This is entry number 28 of a blog on the implementation of the Planning Act 2008. Click here for a link to the whole blog.

You wait ages for a high speed railway and then three come along at once. First, government-backed High Speed 2 Ltd was given the job of selecting a route for a high speed railway from London to the West Midlands, and options for extensions northwards. This will be reported confidentially to the government by the end of the year and then will be opened up to consultation early next year if the government thinks it worth pursuing – and we know it, or more specifically the Secretary of State for Transport Lord Adonis, does.

Then, on 26 August, (as reported on this blog), Network Rail announced the results of its own research into a second high speed railway (the first being High Speed 1, the Channel Tunnel Rail Link).

pressure group Greengauge 21 has announced (here) that it supports a network of high speed lines. The core of this is a western London-Birmingham-Glasgow/Edinburgh line with spurs to Manchester and Liverpool, but also an eastern London-Cambridge-Nottingham-Sheffield-Leeds-Tees Valley-Newcastle line.
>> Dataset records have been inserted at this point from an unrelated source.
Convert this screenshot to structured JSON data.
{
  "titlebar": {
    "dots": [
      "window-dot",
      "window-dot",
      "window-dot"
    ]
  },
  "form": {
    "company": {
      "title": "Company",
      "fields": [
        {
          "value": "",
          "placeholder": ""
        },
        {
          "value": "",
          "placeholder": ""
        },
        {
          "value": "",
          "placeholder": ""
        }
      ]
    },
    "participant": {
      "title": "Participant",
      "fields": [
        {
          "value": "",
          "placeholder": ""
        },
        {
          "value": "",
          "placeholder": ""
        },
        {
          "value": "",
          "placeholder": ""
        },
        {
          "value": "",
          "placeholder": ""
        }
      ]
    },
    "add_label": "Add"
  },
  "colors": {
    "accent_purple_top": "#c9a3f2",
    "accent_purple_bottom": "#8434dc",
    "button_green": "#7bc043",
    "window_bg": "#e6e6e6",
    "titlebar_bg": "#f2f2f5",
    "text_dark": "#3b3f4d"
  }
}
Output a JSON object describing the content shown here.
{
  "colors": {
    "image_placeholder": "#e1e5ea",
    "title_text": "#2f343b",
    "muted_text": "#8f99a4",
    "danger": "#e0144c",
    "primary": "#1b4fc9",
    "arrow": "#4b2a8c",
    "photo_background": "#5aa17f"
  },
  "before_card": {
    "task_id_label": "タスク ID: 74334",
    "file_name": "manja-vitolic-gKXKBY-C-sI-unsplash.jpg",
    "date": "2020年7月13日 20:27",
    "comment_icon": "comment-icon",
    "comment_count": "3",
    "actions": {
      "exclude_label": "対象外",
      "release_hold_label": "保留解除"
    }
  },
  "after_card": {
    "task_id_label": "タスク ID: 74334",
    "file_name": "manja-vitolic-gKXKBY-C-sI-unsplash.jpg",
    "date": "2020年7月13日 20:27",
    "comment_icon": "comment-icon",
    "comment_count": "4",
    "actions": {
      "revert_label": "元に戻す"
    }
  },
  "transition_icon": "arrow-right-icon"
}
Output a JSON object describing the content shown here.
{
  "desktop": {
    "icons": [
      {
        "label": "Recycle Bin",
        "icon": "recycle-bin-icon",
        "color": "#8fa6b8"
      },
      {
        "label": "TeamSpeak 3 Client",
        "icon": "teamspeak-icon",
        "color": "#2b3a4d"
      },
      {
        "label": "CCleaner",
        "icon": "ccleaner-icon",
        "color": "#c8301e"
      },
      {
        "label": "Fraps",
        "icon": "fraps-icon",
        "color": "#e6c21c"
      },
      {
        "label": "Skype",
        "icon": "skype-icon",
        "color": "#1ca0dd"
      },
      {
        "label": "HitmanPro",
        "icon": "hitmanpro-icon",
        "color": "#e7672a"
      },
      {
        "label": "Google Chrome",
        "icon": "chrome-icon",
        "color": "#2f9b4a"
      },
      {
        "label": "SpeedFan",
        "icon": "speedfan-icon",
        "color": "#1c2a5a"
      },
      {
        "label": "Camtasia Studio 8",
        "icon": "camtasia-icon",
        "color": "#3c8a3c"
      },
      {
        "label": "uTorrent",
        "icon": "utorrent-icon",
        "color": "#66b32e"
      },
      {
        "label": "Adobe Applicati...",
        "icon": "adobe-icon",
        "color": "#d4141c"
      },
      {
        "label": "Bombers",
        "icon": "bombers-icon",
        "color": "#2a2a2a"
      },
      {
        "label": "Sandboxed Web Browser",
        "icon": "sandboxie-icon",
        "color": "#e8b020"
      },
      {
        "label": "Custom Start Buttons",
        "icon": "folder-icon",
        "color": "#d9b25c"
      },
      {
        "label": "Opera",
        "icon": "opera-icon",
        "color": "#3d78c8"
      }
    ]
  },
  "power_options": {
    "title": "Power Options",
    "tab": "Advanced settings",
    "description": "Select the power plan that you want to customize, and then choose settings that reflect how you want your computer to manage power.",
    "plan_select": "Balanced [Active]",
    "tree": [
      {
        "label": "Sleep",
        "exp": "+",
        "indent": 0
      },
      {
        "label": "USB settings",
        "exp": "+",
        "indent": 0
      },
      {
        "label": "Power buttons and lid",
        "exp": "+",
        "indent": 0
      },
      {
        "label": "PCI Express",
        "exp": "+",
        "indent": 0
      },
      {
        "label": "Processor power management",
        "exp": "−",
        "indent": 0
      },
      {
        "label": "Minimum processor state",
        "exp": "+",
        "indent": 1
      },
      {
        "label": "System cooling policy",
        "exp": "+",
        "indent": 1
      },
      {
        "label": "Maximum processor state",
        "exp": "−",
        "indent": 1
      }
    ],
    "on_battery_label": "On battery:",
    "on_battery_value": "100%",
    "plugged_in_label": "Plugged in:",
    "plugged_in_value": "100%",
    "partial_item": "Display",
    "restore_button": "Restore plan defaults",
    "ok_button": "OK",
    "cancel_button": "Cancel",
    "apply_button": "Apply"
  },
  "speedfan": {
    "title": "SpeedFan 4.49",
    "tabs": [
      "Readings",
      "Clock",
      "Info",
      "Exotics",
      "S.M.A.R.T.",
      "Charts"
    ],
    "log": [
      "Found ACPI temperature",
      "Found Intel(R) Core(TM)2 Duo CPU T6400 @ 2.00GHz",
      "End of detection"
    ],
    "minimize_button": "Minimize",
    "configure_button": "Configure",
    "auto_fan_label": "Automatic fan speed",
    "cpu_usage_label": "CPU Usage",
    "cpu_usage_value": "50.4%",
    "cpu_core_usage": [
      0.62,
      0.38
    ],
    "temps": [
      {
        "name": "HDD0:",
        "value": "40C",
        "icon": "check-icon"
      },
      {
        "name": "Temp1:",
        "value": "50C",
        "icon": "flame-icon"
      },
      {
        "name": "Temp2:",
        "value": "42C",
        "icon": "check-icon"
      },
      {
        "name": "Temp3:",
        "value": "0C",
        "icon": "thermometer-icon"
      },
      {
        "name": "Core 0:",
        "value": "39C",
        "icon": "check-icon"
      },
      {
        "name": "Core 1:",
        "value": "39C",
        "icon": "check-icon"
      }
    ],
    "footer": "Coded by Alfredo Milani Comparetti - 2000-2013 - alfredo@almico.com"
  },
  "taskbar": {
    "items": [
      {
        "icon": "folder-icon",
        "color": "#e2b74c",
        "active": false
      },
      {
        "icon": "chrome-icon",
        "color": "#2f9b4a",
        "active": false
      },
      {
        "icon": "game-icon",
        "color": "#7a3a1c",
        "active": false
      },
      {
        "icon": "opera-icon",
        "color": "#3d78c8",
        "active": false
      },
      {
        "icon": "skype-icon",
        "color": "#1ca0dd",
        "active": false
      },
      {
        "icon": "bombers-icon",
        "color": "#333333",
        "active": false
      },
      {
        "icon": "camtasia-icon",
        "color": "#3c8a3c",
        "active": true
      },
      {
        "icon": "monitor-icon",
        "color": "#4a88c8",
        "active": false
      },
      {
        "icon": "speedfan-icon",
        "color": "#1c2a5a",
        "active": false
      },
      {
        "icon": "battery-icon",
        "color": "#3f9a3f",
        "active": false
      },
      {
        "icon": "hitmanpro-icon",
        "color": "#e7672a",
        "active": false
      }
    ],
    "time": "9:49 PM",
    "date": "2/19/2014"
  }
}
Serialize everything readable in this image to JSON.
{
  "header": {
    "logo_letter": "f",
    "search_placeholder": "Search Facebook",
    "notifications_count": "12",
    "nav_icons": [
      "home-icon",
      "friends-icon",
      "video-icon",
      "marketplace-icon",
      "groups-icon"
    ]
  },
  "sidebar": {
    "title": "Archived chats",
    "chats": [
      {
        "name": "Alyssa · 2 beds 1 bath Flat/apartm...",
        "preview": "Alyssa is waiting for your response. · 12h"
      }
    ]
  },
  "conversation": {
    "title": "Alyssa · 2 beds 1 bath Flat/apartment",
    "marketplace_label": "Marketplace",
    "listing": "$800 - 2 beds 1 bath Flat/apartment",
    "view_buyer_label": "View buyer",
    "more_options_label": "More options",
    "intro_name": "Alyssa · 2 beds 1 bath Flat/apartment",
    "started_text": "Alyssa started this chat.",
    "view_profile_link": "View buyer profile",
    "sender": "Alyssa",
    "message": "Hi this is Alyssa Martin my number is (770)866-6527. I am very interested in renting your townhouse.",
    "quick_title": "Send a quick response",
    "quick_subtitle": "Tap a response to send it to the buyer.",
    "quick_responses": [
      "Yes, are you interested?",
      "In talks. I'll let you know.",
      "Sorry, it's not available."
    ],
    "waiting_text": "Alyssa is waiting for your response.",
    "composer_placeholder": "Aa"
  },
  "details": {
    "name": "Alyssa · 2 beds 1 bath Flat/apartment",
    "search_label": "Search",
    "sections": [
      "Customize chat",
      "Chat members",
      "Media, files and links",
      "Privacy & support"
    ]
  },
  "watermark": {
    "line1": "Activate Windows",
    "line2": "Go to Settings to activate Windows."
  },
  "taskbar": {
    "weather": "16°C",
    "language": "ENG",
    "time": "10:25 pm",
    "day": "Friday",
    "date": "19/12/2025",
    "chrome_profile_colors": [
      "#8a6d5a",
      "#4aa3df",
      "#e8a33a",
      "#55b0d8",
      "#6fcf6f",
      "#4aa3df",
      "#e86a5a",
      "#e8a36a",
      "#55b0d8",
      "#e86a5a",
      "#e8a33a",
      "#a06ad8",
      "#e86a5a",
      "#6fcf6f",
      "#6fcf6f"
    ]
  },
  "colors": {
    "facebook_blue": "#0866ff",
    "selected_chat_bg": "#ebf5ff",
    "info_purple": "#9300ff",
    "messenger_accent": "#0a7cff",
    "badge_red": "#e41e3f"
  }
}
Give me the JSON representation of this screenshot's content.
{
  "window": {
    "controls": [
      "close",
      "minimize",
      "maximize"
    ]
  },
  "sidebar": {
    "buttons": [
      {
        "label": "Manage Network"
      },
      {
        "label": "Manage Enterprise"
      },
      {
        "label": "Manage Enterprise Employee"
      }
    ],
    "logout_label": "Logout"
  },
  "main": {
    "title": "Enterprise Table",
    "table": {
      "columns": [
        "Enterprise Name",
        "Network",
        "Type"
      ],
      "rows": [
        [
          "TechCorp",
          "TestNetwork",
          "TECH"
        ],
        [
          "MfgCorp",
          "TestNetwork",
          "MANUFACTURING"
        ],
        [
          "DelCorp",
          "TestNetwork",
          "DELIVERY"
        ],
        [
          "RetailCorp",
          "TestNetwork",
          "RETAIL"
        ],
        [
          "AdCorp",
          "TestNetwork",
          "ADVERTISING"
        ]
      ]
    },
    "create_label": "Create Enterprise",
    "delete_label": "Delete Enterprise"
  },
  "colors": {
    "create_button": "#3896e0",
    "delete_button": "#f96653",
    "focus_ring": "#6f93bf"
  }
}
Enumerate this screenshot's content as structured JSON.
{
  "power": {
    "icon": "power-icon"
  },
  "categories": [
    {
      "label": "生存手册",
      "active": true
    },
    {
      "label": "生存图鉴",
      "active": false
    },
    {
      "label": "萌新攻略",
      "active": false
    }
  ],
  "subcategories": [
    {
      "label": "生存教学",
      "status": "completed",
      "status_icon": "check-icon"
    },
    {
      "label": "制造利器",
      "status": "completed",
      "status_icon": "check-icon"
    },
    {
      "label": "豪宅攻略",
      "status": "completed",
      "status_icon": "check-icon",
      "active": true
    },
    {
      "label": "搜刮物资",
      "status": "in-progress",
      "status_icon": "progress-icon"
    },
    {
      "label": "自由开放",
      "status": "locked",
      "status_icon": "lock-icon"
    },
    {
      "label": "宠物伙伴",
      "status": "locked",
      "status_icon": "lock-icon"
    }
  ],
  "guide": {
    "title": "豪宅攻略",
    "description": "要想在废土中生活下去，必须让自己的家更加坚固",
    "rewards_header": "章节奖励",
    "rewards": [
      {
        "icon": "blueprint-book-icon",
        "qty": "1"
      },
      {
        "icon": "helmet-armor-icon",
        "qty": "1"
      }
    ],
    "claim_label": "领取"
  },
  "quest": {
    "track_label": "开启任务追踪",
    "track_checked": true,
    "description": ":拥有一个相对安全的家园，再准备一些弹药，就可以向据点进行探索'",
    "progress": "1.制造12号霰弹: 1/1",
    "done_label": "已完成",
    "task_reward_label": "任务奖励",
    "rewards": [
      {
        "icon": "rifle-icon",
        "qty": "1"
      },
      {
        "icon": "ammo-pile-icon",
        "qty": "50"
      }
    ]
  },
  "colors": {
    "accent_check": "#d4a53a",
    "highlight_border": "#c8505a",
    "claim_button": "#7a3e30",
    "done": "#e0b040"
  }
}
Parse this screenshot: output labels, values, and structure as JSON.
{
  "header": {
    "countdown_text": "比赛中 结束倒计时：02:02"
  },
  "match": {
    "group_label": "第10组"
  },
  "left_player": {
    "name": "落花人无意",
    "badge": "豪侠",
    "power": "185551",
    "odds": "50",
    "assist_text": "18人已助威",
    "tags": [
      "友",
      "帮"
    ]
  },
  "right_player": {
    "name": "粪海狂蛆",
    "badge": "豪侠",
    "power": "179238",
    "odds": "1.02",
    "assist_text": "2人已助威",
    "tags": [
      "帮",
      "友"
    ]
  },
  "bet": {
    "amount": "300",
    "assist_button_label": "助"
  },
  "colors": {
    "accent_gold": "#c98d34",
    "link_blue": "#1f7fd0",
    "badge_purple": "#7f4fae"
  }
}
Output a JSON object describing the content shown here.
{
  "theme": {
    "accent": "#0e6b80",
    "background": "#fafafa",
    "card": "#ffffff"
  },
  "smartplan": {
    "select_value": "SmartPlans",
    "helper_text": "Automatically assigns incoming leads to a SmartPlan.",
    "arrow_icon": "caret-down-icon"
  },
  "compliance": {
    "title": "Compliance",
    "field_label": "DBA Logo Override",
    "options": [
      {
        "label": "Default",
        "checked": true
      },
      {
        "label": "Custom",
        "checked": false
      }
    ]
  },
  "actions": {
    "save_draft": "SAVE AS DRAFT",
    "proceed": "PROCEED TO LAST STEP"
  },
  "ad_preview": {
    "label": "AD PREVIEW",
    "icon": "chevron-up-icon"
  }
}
The latter line will also reach Edinburgh, but will be slower for a section in south-east Scotland as being more cost-effective. The proposed network is shown in the attached diagram - Greengauge seems to have won the graphics war with Network Rail. The price tag for the first line it proposes – the western one – is £19bn, compared with £34bn for Network Rail's route. This suggests that pricing such projects is more of an art than a science.

As mentioned previously, since only railways in England are within the scope of the Planning Act 2008, any high speed railway that crossed the border with Scotland would not be a ‘nationally significant infrastructure project’ (in the legal sense) and would have to be promoted by means of an Act of Parliament. The proposed trans-Pennine route, however, would be able to use the new authorisation regime. I say ‘would be able to’ because, even though the new regime is mandatory for the projects within its scope, it could be overridden by the government if it chose to authorise something by an Act of Parliament.

High speed rail has leapt from being an also-ran in the Planning Act (railways were not included in the first version of the Planning Bill) to the Secretary of State for Transport’s top priority, where it is likely to leapfrog the new authorisation regime altogether.